C'est la seule et unique réponse que nous avons obtenu lorsque nous lui suggérions le pot. Quand je dis suggérer, ce n'était pas l'agiter frénétiquement devant lui en hurlant "il faut que tu colles tes mini-fesses là dessus sinon tu ne pourras pas aller à l'école!"
Non c'était, à partir de ses 2 ans et lorsqu'il est entré en crèche collective (et a donc observé ses camarades plus âgés y aller), lui expliquer qu'un jour, lorsqu'il le souhaiterait, on pourrait acheter un pot, et lui apprendre comment s'en servir, lui dire qu'un jour il ne porterait plus de couches et deviendrait un grand garçon, prêt pour l'école. Ah non, non tais-toi, pas l'école, chaque chose en son temps, le brusque pas. 

Un jour, trois mois plus tard, on a acheté un pot. Il a dit ok dans le magasin, et il n'a plus jamais voulu en entendre parler. Il l'évitait. Hors de sa vue, répugnant objet. 
On a le temps, t'inquiète, on verra cet été.

Mon congé maternité a commencé, nos journées en tête-à-tête aussi. Pleine de bonne volonté, naïve que j'étais, j'ai continué de lui proposer, lui expliquer. Sans la moindre réaction de sa part, sans le moindre intérêt. Maintenant que cette époque est derrière moi, si j'avais un conseil à donner, je vous dirais de continuer. Je suis convaincue qu'aussi peu intéressé semblait-il être par l'objet de la discorde, ces explications, que je m'efforçais de répéter dans la douceur, dans l'accompagnement, ont eu un impact bénéfique jusqu'à son déclic.

Je suis obsessionnelle et psychorigide, je suis une maman plus nerveuse que baba cool, mais on m'a tellement mise en garde sur le fait de ne pas braquer son enfant pour la propreté que j'ai tout fait pour garder mon sang-froid et ne pas lui communiquer mon stress. 
Un jour, il a choisi un nouveau pot, dont il a bien voulu parler cette fois. On a ressorti notre couplet sur la propreté et on a laissé mariner. Encore et encore. 
Les semaines passaient, mon terme approchait, je me doutais bien qu'il ne serait pas propre en même temps qu'il apprendrait à être grand frère alors la panique nous a légèrement envahi... mais on l'a rangée, dans un coin de nos têtes, on a fermé le tiroir à double tour, évité le sujet avec notre entourage et on a attendu. 
Au début du mois d'août, quand Neva avait 4 ou 5 semaines, il a accepté de s'assoir dessus. J'ai souri poliment, je l'ai accompagné calmement aux toilettes et j'ai fait en sorte de garder silencieuse la petite voix dans ma tête qui hurlait "victoire !!!" en dansant la macarena. 
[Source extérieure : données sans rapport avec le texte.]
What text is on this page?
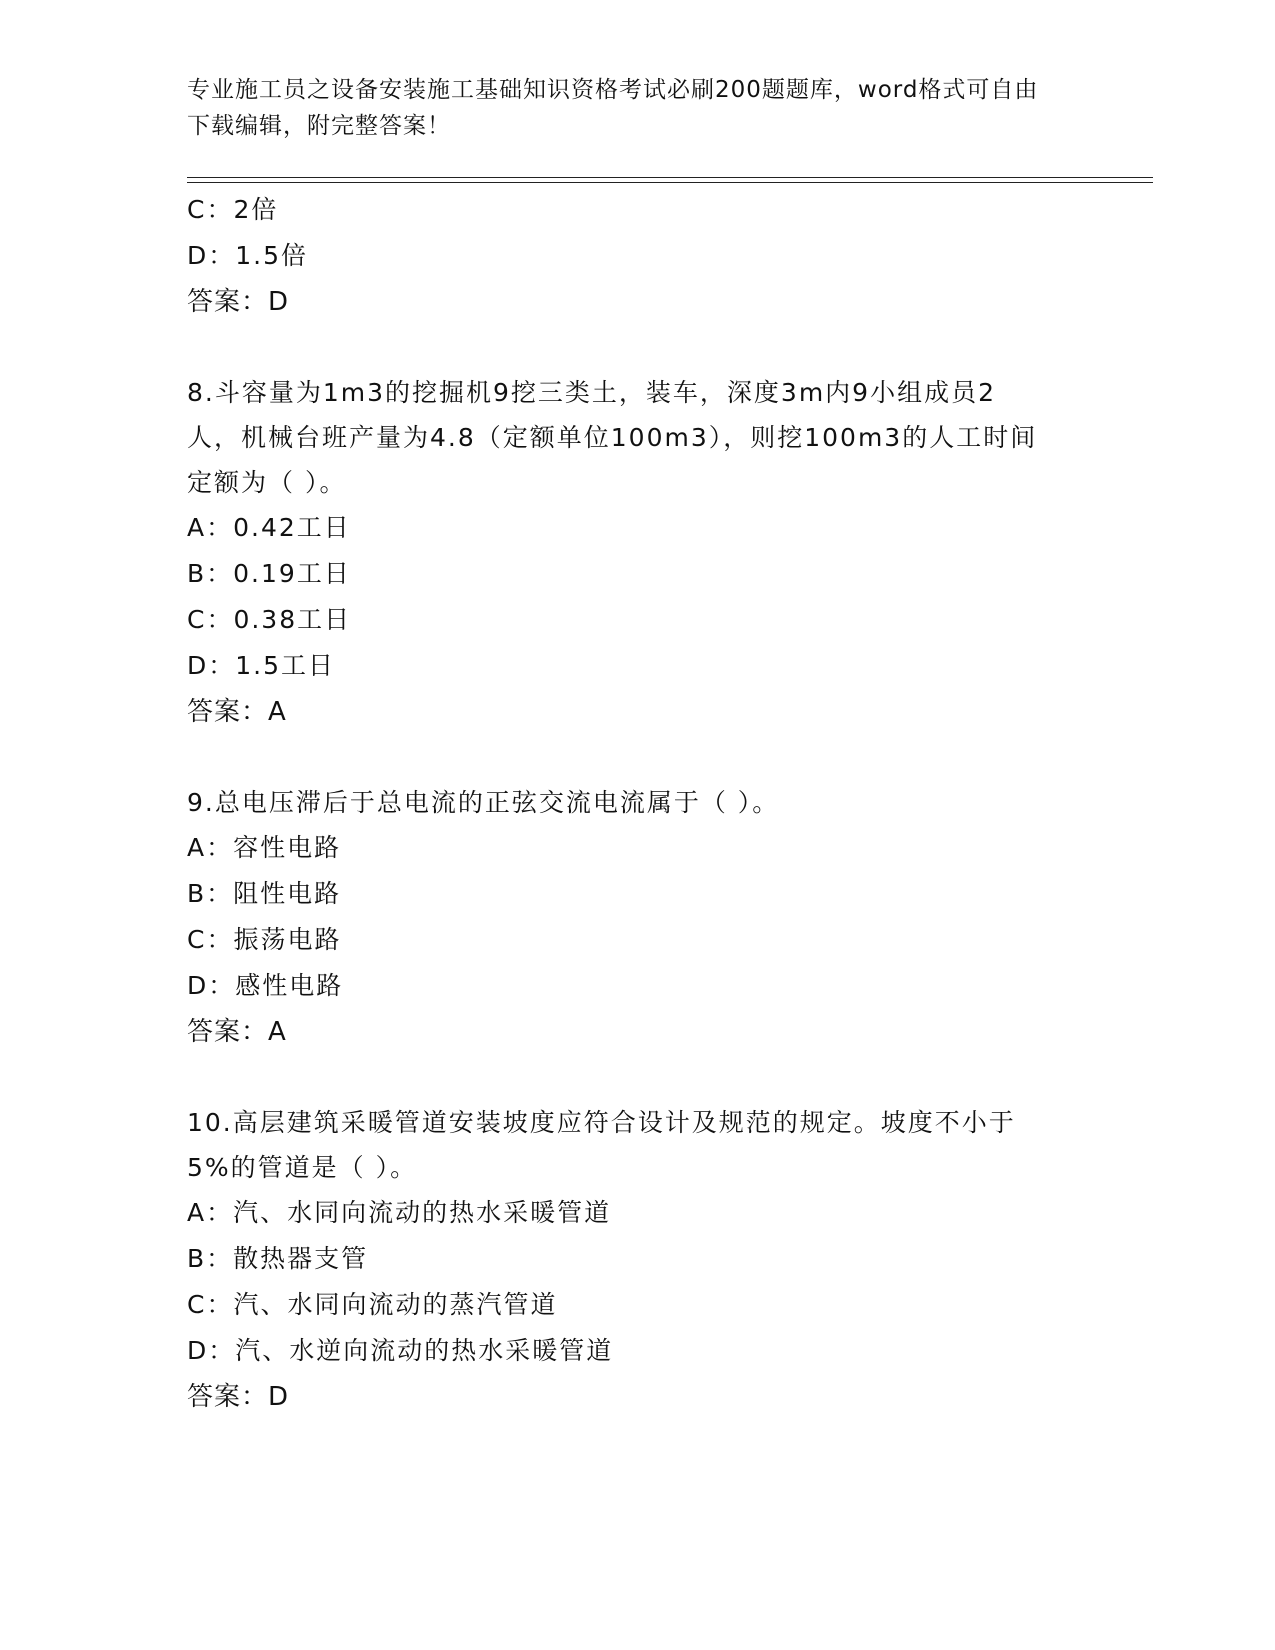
专业施工员之设备安装施工基础知识资格考试必刷200题题库，word格式可自由
下载编辑，附完整答案！
C：2倍
D：1.5倍
答案：D
8.斗容量为1m3的挖掘机9挖三类土，装车，深度3m内9小组成员2
人，机械台班产量为4.8（定额单位100m3），则挖100m3的人工时间
定额为（ ）。
A：0.42工日
B：0.19工日
C：0.38工日
D：1.5工日
答案：A
9.总电压滞后于总电流的正弦交流电流属于（ ）。
A：容性电路
B：阻性电路
C：振荡电路
D：感性电路
答案：A
10.高层建筑采暖管道安装坡度应符合设计及规范的规定。坡度不小于
5%的管道是（ ）。
A：汽、水同向流动的热水采暖管道
B：散热器支管
C：汽、水同向流动的蒸汽管道
D：汽、水逆向流动的热水采暖管道
答案：D
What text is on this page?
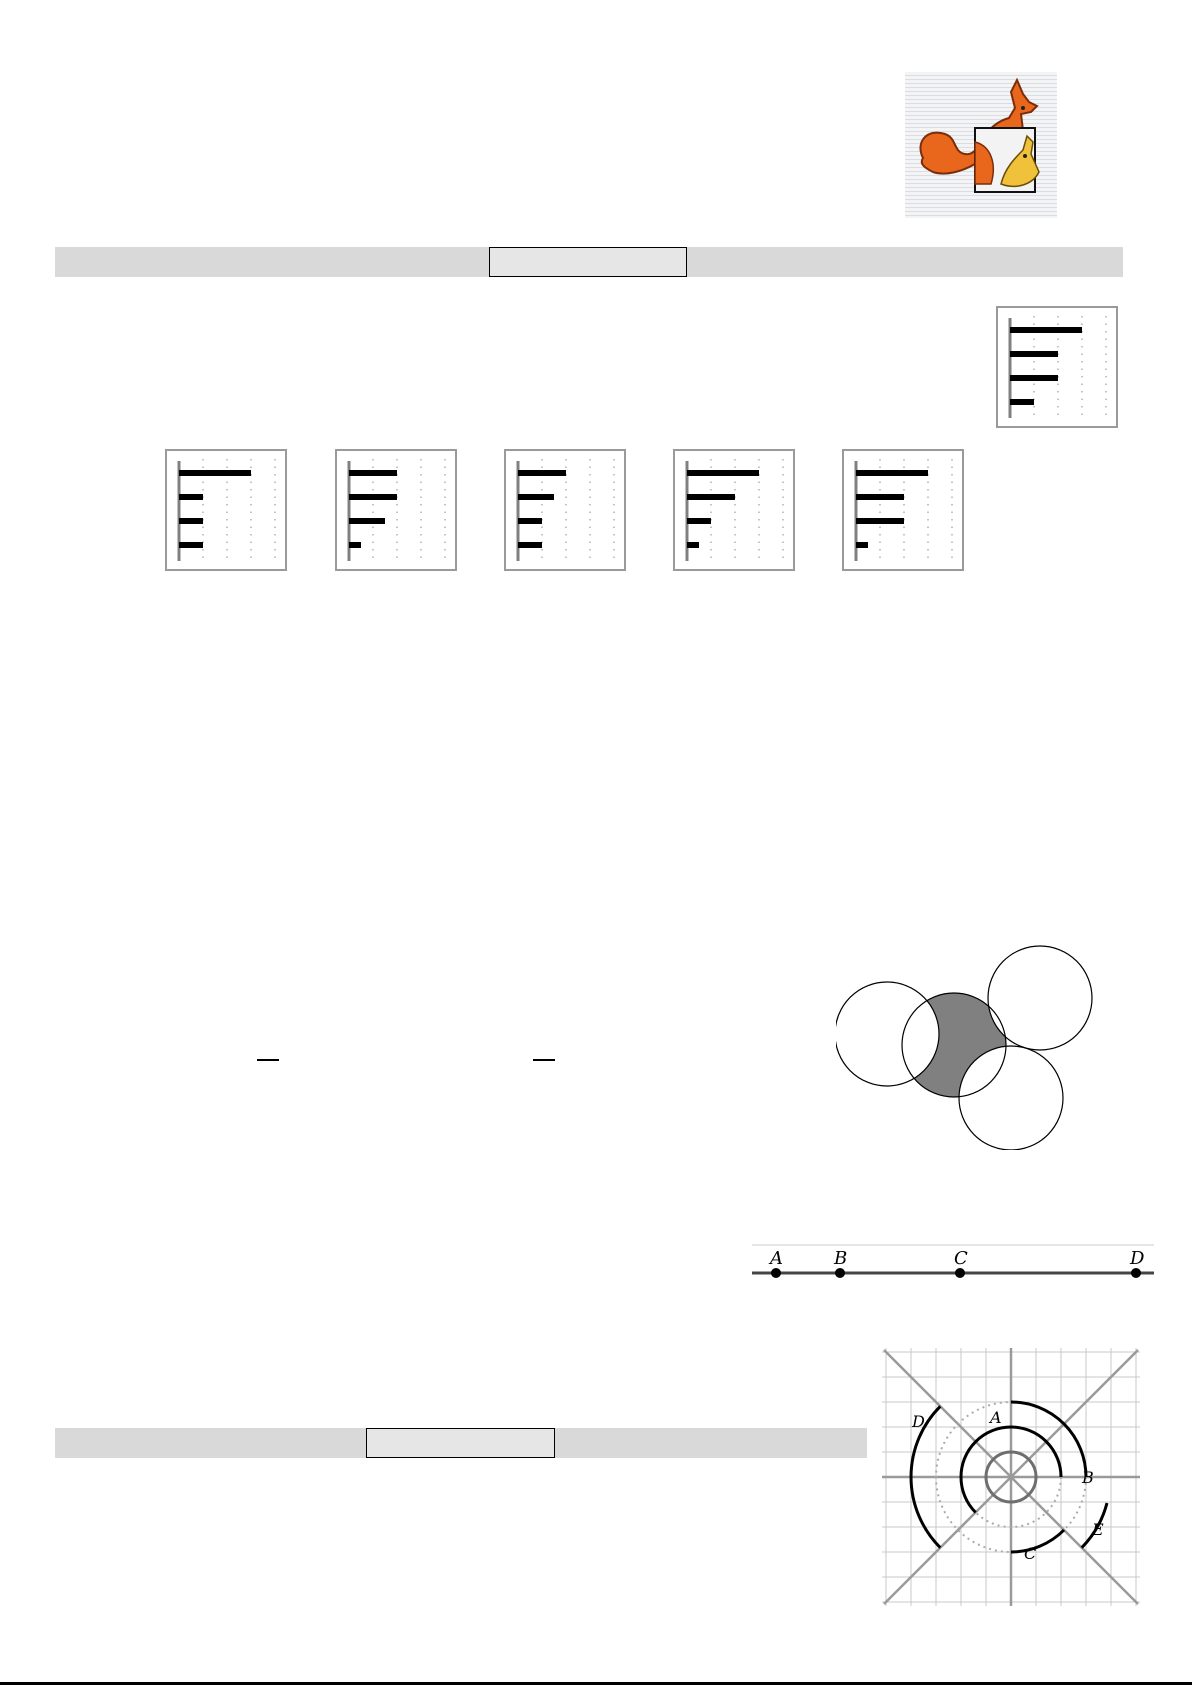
A	B	C	D
A
B
C
D
E
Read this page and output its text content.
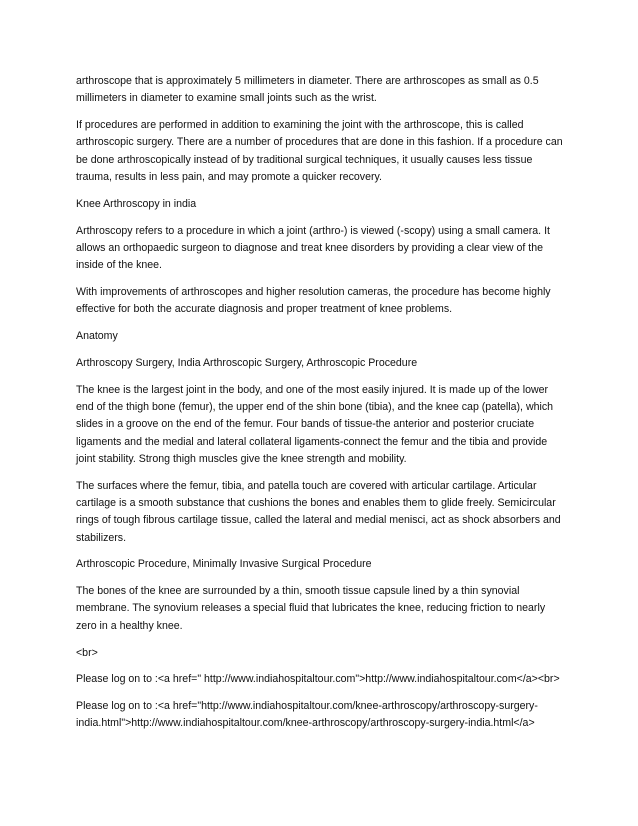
arthroscope that is approximately 5 millimeters in diameter. There are arthroscopes as small as 0.5 millimeters in diameter to examine small joints such as the wrist.

If procedures are performed in addition to examining the joint with the arthroscope, this is called arthroscopic surgery. There are a number of procedures that are done in this fashion. If a procedure can be done arthroscopically instead of by traditional surgical techniques, it usually causes less tissue trauma, results in less pain, and may promote a quicker recovery.

Knee Arthroscopy in india

Arthroscopy refers to a procedure in which a joint (arthro-) is viewed (-scopy) using a small camera. It allows an orthopaedic surgeon to diagnose and treat knee disorders by providing a clear view of the inside of the knee.

With improvements of arthroscopes and higher resolution cameras, the procedure has become highly effective for both the accurate diagnosis and proper treatment of knee problems.

Anatomy

Arthroscopy Surgery, India Arthroscopic Surgery, Arthroscopic Procedure

The knee is the largest joint in the body, and one of the most easily injured. It is made up of the lower end of the thigh bone (femur), the upper end of the shin bone (tibia), and the knee cap (patella), which slides in a groove on the end of the femur. Four bands of tissue-the anterior and posterior cruciate ligaments and the medial and lateral collateral ligaments-connect the femur and the tibia and provide joint stability. Strong thigh muscles give the knee strength and mobility.

The surfaces where the femur, tibia, and patella touch are covered with articular cartilage. Articular cartilage is a smooth substance that cushions the bones and enables them to glide freely. Semicircular rings of tough fibrous cartilage tissue, called the lateral and medial menisci, act as shock absorbers and stabilizers.

Arthroscopic Procedure, Minimally Invasive Surgical Procedure

The bones of the knee are surrounded by a thin, smooth tissue capsule lined by a thin synovial membrane. The synovium releases a special fluid that lubricates the knee, reducing friction to nearly zero in a healthy knee.

<br>

Please log on to :<a href=" http://www.indiahospitaltour.com">http://www.indiahospitaltour.com</a><br>

Please log on to :<a href="http://www.indiahospitaltour.com/knee-arthroscopy/arthroscopy-surgery-india.html">http://www.indiahospitaltour.com/knee-arthroscopy/arthroscopy-surgery-india.html</a>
Cette fois c'est la bonne. 

Y croire. Chercher la première librairie du coin pour acheter T'choupi va sur le pot, ne pas trouver, se rabattre sur Trotro, passer au Monop' acheter des gommettes et envoyer par mail au mari un tableau Excel, avec 300 cases vides, juste écrit en haut de la page dans une case "pipi" et dans l'autre "caca". A imprimer merci, oui tu es au travail, bon, tu lanceras le document quand tu seras sûr que personne te verras, c'est important je te jure. 
Passer du temps aux toilettes. Dédramatiser le lieu. Y rester, posés tous les deux, assis sur le carrelage à lire le livre de Trotro.  Expliquer le principe des gommettes, une par passage au pot, à coller dans la case qui correspond. Et puis dans l'euphorie, prononcer l'erreur fatale, et promettre un bonbon. 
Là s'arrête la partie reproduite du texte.